The thymidine (TdR) kinase activities of green monkey kidney (GMK or CV-1) and HeLa, but not LM or LM(TK-), cell cultures were greatly increased after ara-C treatment. A smaller increase of deoxycytidylic (dCMP) deaminase, but not of the thymidylic (TMP) kinase activity, was also found. The induction of TdR kinase activity by ara-C was prevented by cycloheximide.
Addition to the cultures of arabinofuranosylthymine (ara-T), arabinofuranosyluracil (ara-U), TdR, deoxyuridine (UdR), or cytidine did not produce increases in the TdR kinase activity comparable to those produced by ara-C treatment, and the addition of TdR, UdR, or cytidine to cultures treated with ara-C did not alter the ara-C-induced stimulation of TdR kinase.
Ara-T, ara-U, and ara-C did not inhibit either the enzymatic phosphorylation of UdR-3H or the deamination of dCMP-3H. Deoxycytidine, when added to cultures at the same time as ara-C, prevented the increase in TdR kinase and, when added 24 hr after the ara-C treatment, reversed the ara-C induction of TdR kinase.
Mitomycin C (1525 µg/ml), another inhibitor of DNA biosynthesis, induced about a 4-fold increase in the TdR kinase activity.

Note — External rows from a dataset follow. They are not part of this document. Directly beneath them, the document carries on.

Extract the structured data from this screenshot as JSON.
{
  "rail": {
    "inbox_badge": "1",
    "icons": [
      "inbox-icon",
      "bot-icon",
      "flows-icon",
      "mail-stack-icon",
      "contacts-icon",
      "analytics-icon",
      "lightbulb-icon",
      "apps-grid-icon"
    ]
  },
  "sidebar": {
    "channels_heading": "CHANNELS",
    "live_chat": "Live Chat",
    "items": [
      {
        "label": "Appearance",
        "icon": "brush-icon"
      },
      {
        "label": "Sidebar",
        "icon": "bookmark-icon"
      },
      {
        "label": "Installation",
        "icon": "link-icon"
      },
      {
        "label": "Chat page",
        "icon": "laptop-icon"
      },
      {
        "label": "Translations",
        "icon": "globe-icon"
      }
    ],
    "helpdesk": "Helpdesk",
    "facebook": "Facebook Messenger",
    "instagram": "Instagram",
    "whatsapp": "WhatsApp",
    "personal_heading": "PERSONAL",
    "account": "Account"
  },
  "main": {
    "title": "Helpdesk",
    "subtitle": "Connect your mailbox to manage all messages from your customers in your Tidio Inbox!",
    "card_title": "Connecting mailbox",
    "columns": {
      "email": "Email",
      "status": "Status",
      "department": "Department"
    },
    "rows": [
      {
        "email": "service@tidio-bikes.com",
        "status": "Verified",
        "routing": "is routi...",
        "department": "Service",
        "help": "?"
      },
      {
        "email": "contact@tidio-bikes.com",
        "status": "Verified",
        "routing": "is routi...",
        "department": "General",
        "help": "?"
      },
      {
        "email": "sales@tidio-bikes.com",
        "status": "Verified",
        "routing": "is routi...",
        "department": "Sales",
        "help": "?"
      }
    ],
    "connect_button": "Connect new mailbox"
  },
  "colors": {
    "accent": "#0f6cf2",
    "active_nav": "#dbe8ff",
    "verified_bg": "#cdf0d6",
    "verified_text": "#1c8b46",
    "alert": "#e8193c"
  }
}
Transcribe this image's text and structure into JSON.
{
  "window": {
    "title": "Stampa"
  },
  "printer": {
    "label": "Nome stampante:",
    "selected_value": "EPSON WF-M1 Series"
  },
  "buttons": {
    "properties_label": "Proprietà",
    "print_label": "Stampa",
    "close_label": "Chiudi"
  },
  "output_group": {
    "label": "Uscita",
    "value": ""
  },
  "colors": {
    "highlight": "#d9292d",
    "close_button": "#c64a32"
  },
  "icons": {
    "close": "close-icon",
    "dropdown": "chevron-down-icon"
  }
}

However, TdR kinase activity was not stimulated in cultures treated with 50 or 100 µg/ml mitomycin C.
1 This investigation was aided by grants from the National Science Foundation (GB 3126), the American Cancer Society (E 291), and by USPHS Grants CA-06656, 1-K6-AI-2352, and 1-K3-CA-25, 797.
2 Postdoctoral Fellow of the Consejo Nacional de Investigaciones Científicas y Téenicas (Argentina).
Received 2/ 9/66.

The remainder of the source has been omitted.